Published Saturday, May. 7th, 2022
Unless you’ve been living in an underground bunker somewhere, you’ve heard about the leaked Supreme Court draft opinion that reveals the Court is close to overturning Roe v Wade – the landmark decision that protects a woman's right to have an abortion.
What you might not know is that this decision would also provide a legal pathway to new state bans against interracial marriages and same-sex marriages.
How? Well, the Supreme Court decisions that protect the rights of individuals to enter into interracial marriages and same-sex marriages – primarily Loving v Virginia and Obergefell v Hodges – rely on the same legal logic that was used to decide in favor of Roe v Wade.
Specifically, that certain rights not explicitly mentioned in the Constitution are nevertheless protected by the Due Process Clause of the 14th Amendment.
If the Court now determines the reasoning used in Roe v Wade is no longer sound, all cases that similarly rely on the 14th Amendment at the federal level are at risk. These cases will likely be challenged at the state and federal level in the coming months and years.
A quick look at the leaked draft opinion, written by Justice Alito, makes this clear:
“We hold that Roe and Casey must be overruled. The Constitution makes no reference to abortion, and no such right is implicitly protected by any constitutional provision, including the one on which the defenders of Roe and Casey now chiefly rely – the Due Process Clause of the Fourteenth Amendment. That provision has been held to guarantee some rights that are not mentioned in the Constitution, but any such right must be “deeply rooted in this Nation’s history and tradition,” and “implicit in the concept of ordered liberty…
…It’s time to heed the Constitution and return the issue of abortion to the people’s elected representatives.”
There are already rumblings of what awaits us in this potential future, in which individual states have the power to ban any human right not explicitly mentioned in Constitution:
Just last month, Indiana’s Republican Senator Mike Braun told a room full of reporters that individual states should be able to decide for themselves whether or not to ban interracial marriage. He stated that the Supreme Court overstepped its role when deciding Loving v Virginia.
And in Tennessee, lawmakers introduced legislation that would sidestep Obergefell v Hodges by creating an alternate form of legal marriage only available to heterosexual couples. They stated that the definition of marriage should be left up to the state.
What can you do to protect the rights of people in your community?
Writing legislators, protesting, and sharing information are all necessary actions of change, but we believe that your role as an AMM Minister places you in a unique position to do more.
We believe that our ministers have the power to be an overwhelming source of love and acceptance in their communities, and to lead by consistent and conscientious example.

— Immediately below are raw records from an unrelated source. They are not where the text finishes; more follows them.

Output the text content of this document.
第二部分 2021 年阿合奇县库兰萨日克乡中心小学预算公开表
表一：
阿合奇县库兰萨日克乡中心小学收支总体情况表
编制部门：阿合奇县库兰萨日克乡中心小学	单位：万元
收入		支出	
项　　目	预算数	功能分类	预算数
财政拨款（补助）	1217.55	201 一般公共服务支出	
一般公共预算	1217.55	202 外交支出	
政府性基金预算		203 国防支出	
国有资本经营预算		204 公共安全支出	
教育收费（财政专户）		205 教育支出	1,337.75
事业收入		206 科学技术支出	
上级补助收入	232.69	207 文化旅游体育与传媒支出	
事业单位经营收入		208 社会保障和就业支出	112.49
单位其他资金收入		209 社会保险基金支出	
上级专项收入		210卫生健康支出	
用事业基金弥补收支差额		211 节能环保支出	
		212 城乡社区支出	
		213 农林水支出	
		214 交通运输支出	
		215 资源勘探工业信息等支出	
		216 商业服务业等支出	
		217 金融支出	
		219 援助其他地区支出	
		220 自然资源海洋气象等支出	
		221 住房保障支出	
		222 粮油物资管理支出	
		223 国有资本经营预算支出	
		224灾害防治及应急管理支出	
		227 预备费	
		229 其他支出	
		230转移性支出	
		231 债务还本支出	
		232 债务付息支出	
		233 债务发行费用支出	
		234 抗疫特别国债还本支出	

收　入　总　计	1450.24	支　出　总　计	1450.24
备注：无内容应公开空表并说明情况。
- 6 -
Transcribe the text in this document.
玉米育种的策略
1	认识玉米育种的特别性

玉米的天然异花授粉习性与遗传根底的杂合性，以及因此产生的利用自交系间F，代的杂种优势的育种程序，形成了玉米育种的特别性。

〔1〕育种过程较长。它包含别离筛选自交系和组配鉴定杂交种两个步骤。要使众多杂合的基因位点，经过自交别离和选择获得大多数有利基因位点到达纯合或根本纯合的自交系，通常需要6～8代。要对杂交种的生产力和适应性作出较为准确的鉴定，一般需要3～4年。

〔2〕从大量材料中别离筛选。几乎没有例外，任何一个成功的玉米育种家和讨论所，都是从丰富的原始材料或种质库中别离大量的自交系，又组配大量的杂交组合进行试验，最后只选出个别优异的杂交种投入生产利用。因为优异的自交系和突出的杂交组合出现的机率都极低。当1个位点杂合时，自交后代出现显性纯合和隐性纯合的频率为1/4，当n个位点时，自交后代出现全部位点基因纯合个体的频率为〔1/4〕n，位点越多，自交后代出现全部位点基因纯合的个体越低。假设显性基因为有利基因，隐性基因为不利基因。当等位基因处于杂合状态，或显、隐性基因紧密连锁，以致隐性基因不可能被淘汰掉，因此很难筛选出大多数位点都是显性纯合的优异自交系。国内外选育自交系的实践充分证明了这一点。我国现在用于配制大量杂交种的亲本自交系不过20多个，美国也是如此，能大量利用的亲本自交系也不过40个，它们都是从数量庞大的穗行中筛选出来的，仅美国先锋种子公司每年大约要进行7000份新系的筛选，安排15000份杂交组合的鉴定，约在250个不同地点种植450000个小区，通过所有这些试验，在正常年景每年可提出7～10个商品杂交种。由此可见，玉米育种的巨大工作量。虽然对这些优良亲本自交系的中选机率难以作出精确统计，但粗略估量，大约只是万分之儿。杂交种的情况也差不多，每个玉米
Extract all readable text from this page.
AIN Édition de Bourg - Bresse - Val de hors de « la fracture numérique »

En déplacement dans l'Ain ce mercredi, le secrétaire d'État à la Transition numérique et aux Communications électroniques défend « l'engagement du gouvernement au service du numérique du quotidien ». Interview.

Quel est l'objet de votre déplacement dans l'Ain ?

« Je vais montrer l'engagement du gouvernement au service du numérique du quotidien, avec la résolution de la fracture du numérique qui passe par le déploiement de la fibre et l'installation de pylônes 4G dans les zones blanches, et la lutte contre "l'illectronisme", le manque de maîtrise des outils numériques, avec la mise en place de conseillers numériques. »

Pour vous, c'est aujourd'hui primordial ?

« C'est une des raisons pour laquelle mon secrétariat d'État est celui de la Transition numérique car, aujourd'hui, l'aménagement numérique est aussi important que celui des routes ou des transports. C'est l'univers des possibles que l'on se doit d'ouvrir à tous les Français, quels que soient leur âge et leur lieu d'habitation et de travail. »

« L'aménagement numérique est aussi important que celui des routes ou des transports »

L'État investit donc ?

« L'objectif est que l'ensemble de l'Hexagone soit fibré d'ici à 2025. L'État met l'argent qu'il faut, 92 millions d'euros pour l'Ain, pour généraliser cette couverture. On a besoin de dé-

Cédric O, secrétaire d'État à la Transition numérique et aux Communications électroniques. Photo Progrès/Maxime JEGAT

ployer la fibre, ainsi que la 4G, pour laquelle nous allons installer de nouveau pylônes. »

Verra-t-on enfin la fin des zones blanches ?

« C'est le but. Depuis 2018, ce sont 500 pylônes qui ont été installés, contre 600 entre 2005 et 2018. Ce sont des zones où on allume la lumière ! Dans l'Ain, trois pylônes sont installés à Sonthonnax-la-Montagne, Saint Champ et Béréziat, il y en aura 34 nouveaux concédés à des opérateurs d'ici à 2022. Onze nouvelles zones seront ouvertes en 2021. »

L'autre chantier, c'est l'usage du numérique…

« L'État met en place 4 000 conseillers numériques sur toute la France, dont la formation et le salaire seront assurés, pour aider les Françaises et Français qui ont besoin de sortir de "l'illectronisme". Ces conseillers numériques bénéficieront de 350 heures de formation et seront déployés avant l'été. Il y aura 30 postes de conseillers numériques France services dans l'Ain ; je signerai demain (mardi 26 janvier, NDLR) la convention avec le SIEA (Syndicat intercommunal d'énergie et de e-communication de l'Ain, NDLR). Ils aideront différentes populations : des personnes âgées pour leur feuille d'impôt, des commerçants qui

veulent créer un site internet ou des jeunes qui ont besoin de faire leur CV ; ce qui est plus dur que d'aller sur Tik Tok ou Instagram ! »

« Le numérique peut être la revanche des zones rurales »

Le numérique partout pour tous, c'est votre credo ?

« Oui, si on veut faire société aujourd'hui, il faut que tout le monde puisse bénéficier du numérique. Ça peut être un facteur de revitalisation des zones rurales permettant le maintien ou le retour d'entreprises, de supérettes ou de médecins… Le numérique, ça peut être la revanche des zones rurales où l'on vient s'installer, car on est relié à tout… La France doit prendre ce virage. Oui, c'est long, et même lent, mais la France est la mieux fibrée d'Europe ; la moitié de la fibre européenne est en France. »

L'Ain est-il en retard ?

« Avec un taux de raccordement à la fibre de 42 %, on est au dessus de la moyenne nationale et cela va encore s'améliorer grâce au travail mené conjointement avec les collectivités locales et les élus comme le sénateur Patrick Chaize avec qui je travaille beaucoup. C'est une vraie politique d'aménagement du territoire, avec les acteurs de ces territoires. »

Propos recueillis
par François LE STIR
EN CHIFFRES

Our commitment to equality insists that we see ourselves in every person we meet, whether it be the pregnant woman facing a life-altering decision, or the gay man seeking to marry his partner in the face of discrimination, and in every other living being that shares the miraculous light of consciousness through which this world experiences itself.
By being proudly inclusive, by offering ministry and marriage services to couples and their families without judgment, by meeting people on their own terms, and by lovingly serving those who might otherwise be discriminated against because of their race, gender, or sexual orientation, our ministers are a daily force for good in the world.
In this way, we aren’t urging you to do anything per se, but rather, we ask you to take a moment for quiet reflection where you listen to that part of you that transcends your body, your thinking mind, and your ego. Hear that voice, and listen to its quiet, yet powerful directive. That’s your mandate, that’s your guide, and that’s the path along which you will find love and freedom.
And we believe that this type of loving presence and intentional action is more valuable, and more necessary, than ever.